我們從未被告知“他們”是誰,但鏡頭清楚地表明:“他們”是那些在洛杉磯和芝加哥的自由派人士,他們在華麗的公園和建築中游蕩。
或許全國步槍協會對迪士尼音樂廳和雲門的描繪只是一個方便的B-roll選擇,也許沃森對現代設計的敵意是一種個人怪癖。但更有可能的是,極右翼的某些元素故意將建築作為特朗普時代文化戰爭的一個前線。
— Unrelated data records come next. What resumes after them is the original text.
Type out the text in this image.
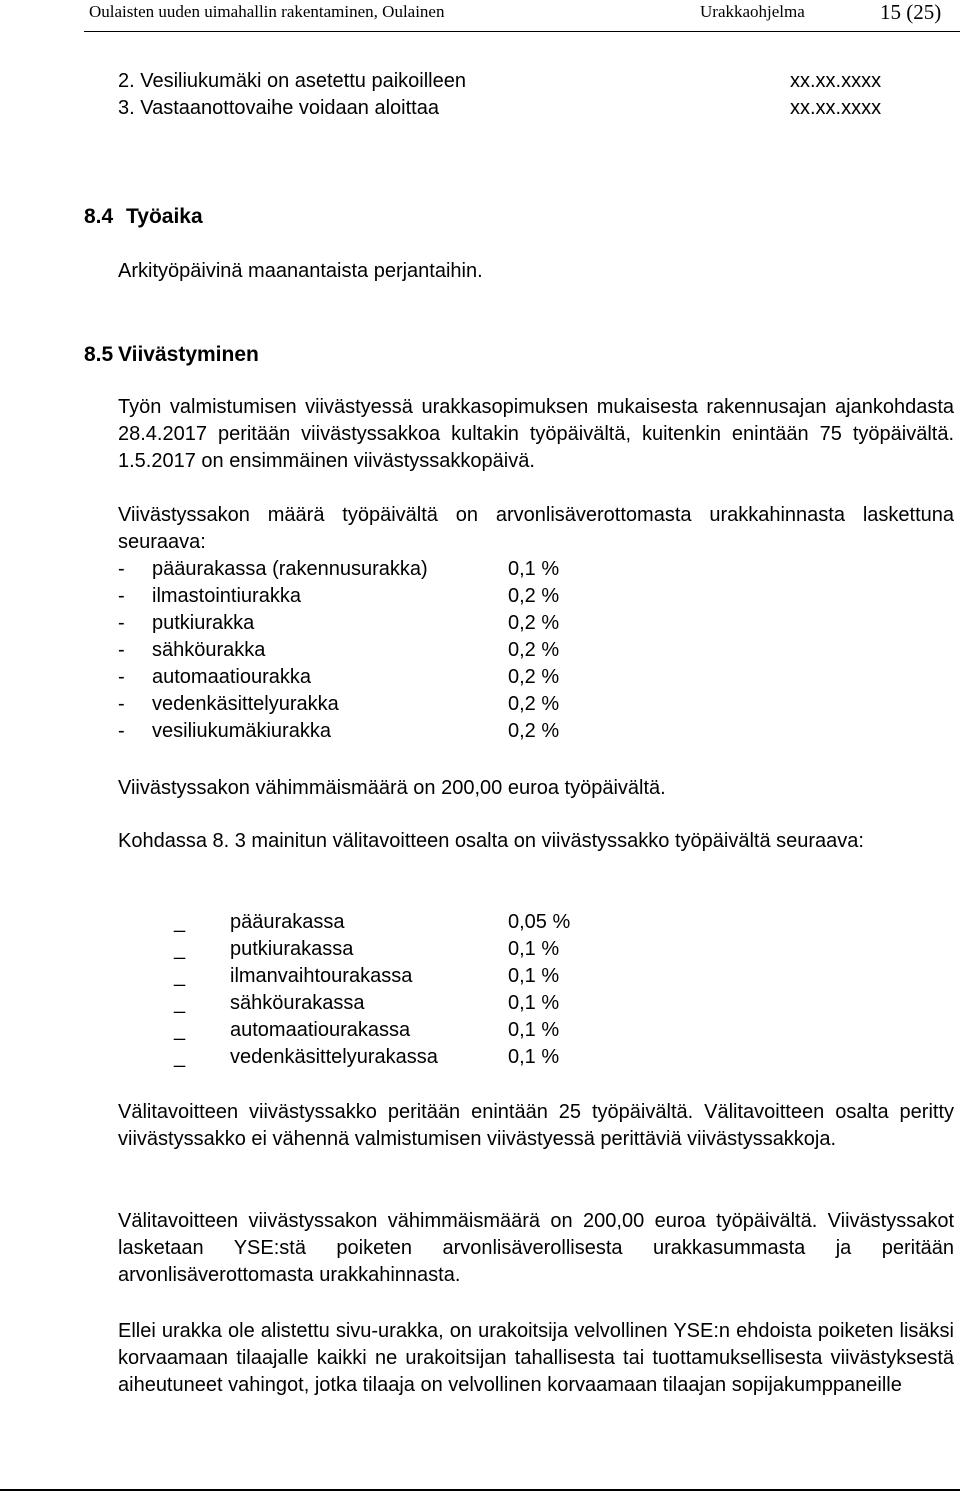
Oulaisten uuden uimahallin rakentaminen, Oulainen	Urakkaohjelma	15 (25)
2. Vesiliukumäki on asetettu paikoilleen	xx.xx.xxxx
3. Vastaanottovaihe voidaan aloittaa	xx.xx.xxxx
8.4 Työaika
Arkityöpäivinä maanantaista perjantaihin.
8.5 Viivästyminen

Työn valmistumisen viivästyessä urakkasopimuksen mukaisesta rakennusajan ajankohdasta 28.4.2017 peritään viivästyssakkoa kultakin työpäivältä, kuitenkin enintään 75 työpäivältä. 1.5.2017 on ensimmäinen viivästyssakkopäivä.

Viivästyssakon määrä työpäivältä on arvonlisäverottomasta urakkahinnasta laskettuna seuraava:

- pääurakassa (rakennusurakka)	0,1 %
- ilmastointiurakka	0,2 %
- putkiurakka	0,2 %
- sähköurakka	0,2 %
- automaatiourakka	0,2 %
- vedenkäsittelyurakka	0,2 %
- vesiliukumäkiurakka	0,2 %
Viivästyssakon vähimmäismäärä on 200,00 euroa työpäivältä.

Kohdassa 8. 3 mainitun välitavoitteen osalta on viivästyssakko työpäivältä seuraava:

_ pääurakassa	0,05 %
_ putkiurakassa	0,1 %
_ ilmanvaihtourakassa	0,1 %
_ sähköurakassa	0,1 %
_ automaatiourakassa	0,1 %
_ vedenkäsittelyurakassa	0,1 %

Välitavoitteen viivästyssakko peritään enintään 25 työpäivältä. Välitavoitteen osalta peritty viivästyssakko ei vähennä valmistumisen viivästyessä perittäviä viivästyssakkoja.

Välitavoitteen viivästyssakon vähimmäismäärä on 200,00 euroa työpäivältä. Viivästyssakot lasketaan YSE:stä poiketen arvonlisäverollisesta urakkasummasta ja peritään arvonlisäverottomasta urakkahinnasta.

Ellei urakka ole alistettu sivu-urakka, on urakoitsija velvollinen YSE:n ehdoista poiketen lisäksi korvaamaan tilaajalle kaikki ne urakoitsijan tahallisesta tai tuottamuksellisesta viivästyksestä aiheutuneet vahingot, jotka tilaaja on velvollinen korvaamaan tilaajan sopijakumppaneille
為什麼?
在某種程度上,這並沒有什麼新鮮事:有着悠久的保守傳統來剖析現代主義,年輕的保守派可以從中學習和挖掘。在過去,這種批評的載體是雜誌或報紙專欄以及偶爾的電視節目。但互聯網視頻為業餘評論家打開了大門,使得可以跳過文本描述,直接切入到冒犯的建築本身。
作為一種視覺藝術形式,建築顯然適合於視頻。有什麼比在自由大都市的中心指向一座弗蘭克·蓋裏建築更簡單、更快捷的方式來暗示“城市精英”呢?在一兩秒鐘內,它可以被框定為老式主街或歷史教堂的象徵性對立面——一個奇異外觀的堡壘,在那裏“他們”享受世俗的高文化,遠離真實的美國(或英國的脱歐心臟地帶)。
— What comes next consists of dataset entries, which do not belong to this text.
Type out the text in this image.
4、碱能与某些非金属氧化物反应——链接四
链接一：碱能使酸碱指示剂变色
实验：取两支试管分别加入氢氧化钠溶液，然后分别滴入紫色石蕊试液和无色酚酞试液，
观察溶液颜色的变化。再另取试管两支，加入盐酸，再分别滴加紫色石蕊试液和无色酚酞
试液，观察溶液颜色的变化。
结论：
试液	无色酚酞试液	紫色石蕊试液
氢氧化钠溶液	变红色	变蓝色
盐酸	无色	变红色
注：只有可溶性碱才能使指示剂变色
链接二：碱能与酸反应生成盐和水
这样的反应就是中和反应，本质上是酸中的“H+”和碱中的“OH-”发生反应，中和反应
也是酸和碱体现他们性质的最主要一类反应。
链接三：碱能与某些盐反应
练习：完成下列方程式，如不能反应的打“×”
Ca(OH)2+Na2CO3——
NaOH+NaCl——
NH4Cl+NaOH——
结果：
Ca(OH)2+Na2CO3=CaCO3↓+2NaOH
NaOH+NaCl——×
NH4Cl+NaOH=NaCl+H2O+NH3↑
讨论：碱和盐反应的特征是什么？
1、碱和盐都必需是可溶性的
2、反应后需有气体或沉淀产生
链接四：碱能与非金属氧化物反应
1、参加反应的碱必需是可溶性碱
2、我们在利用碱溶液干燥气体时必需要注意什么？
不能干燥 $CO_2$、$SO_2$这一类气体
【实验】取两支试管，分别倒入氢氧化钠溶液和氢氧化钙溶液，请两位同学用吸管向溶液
有什麼比在自由大都市的中心指向一座弗蘭克·蓋裏建築更簡單、更快捷的方式來暗示“城市精英”呢?這種描述顯然過於簡單和不公平,就像Infowars將布魯塔利主義歸咎於倫敦的格倫費爾火災 完全錯誤。但這並不意味着這個想法不會被接受。在過去幾年中,保守派攻擊弗蘭克·蓋裏的設計,稱其為“非人道”、“破壞行為”,以及 蓋裏自我的紀念碑;這些論點贏得了一些共和黨國會議員的支持,並幫助拖延了紀念館的建設。
與沃森相反,公眾並不討厭現代主義:看看有多少20世紀的設計出現在 這份民意調查名單中,都是國家的最愛。但不幸的真相——以及極右翼重新發現建築的另一個可能原因——是進步建築是一個方便的出氣筒,因為它的選民基礎很小。
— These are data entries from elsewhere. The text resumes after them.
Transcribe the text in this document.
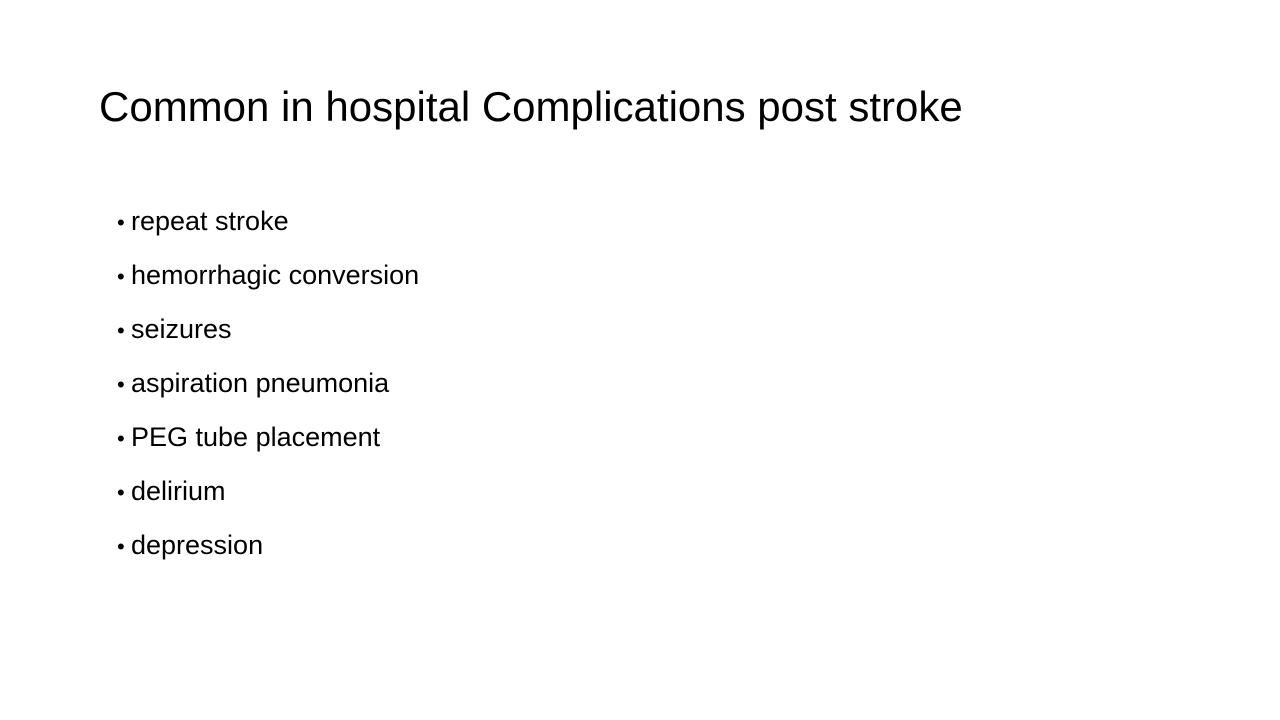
Common in hospital Complications post stroke
• repeat stroke
• hemorrhagic conversion
• seizures
• aspiration pneumonia
• PEG tube placement
• delirium
• depression
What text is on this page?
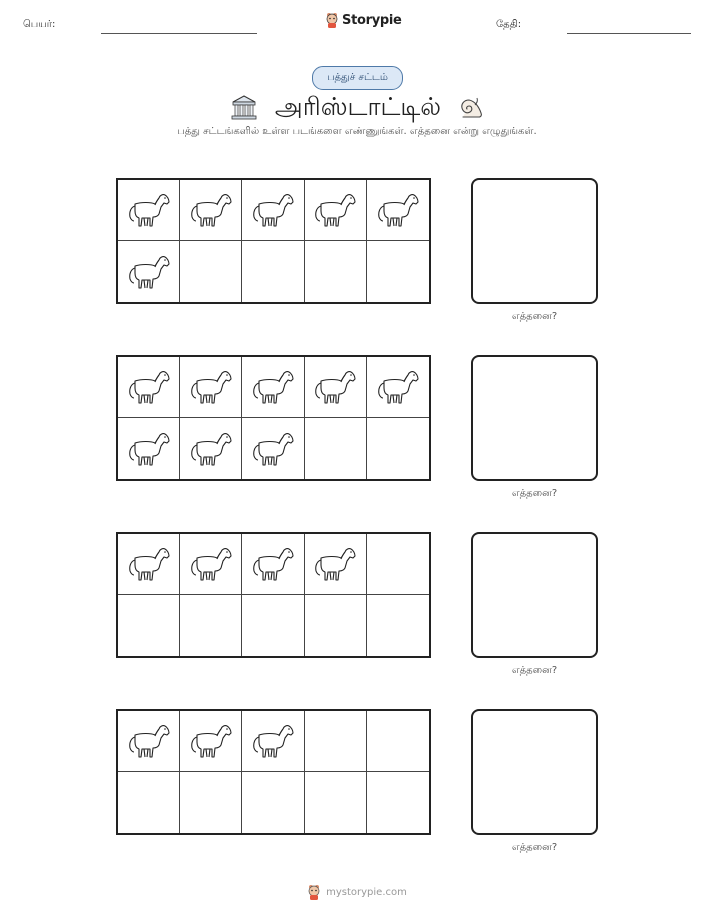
பெயர்:	Storypie	தேதி:
பத்துச் சட்டம்
அரிஸ்டாட்டில்
பத்து சட்டங்களில் உள்ள படங்களை எண்ணுங்கள். எத்தனை என்று எழுதுங்கள்.
எத்தனை?
எத்தனை?
எத்தனை?
எத்தனை?
mystorypie.com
美國的建築師數量約為110,000,如果算上正在獲得執照的初級建築師,則約為150,000。這與國家的律師和醫生相比只是一個小部分。這個行業也偏向城市和藍州,設計師(及其更大膽的創作)集中在紐約、波士頓、洛杉磯和芝加哥等中心城市。這與城市與鄉村之間的分歧敍事非常契合。
美國建築師常常感嘆他們的職業在國家文化中變得多麼邊緣化,相較於那些在公共設計上投入大量資金的國家。好吧,建築在美國可能突然準備迎接新的政治相關性——但這並不是其倡導者曾經想象或希望的那種。